Alternative patterns: Docker Compose for multi-container coordination, systemd for process management, nginx or HAProxy for load balancing, cloud provider load balancers for high availability. This stack handles most ML serving workloads and costs a fraction of the operational overhead.

Simple Patterns That Scale

The infrastructure patterns that work in production are boring. They use well-understood tools, avoid clever abstractions, and prioritize debuggability over feature richness. FastAPI for serving, Docker for packaging, object storage for artifacts, Redis for caching, Postgres for metadata.

Start with the simplest architecture that meets requirements. One service, one server, no orchestration. Add complexity only when you measure the need. Most ML systems never need more than this foundation plus monitoring and proper deployment automation.

The goal is not to build infrastructure.
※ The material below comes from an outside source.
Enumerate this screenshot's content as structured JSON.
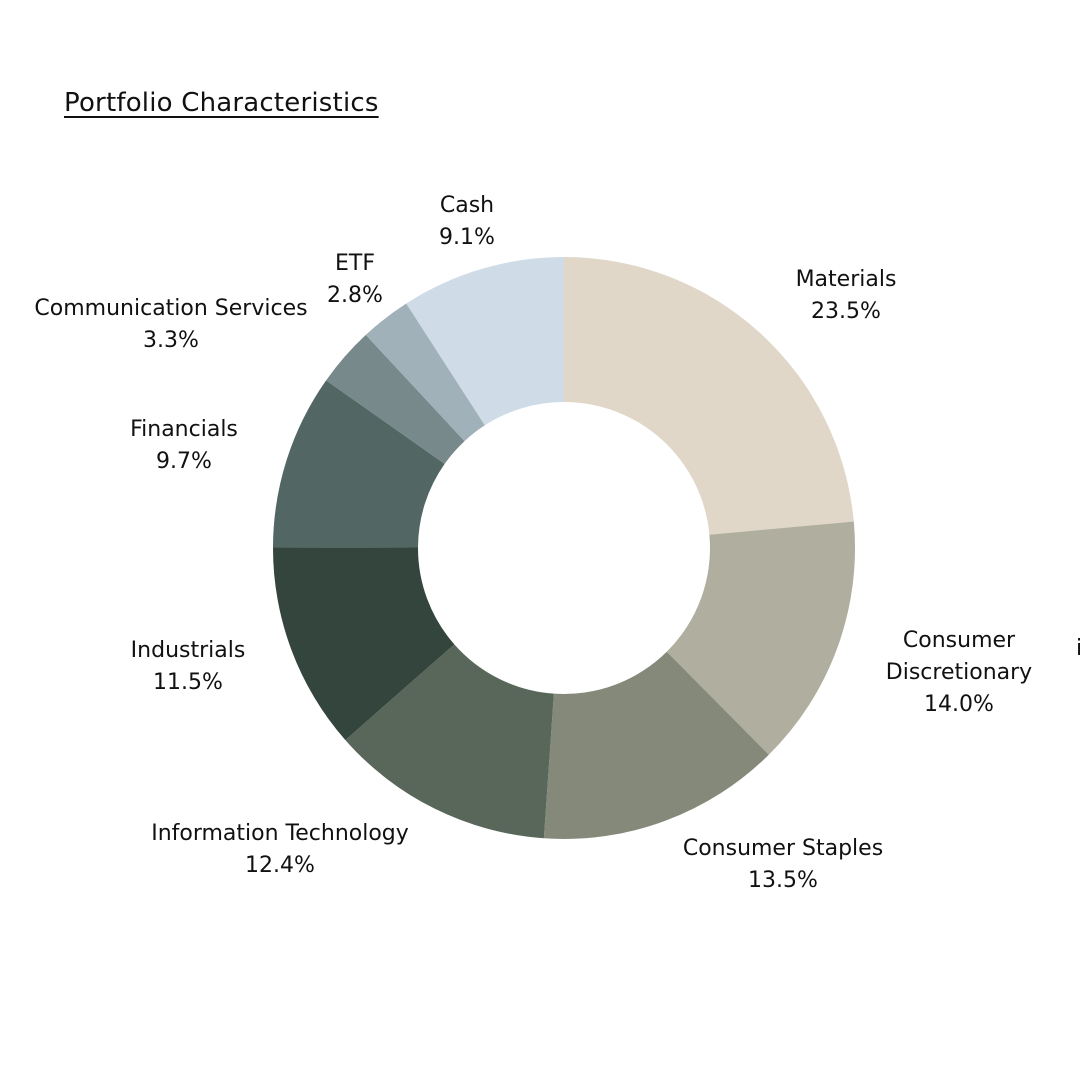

The goal is to deploy models that deliver value with minimal operational overhead. Every component you add is surface area for failure and complexity you must maintain. Choose boring technology, optimize when you have metrics that justify it, and focus your effort on the model and the problem domain.

Production ML infrastructure is not about using the latest tools or the most sophisticated architecture. It is about reliability, debuggability, and getting predictions to users quickly. The patterns that work are the patterns that you can understand, operate, and debug when things break at 3am.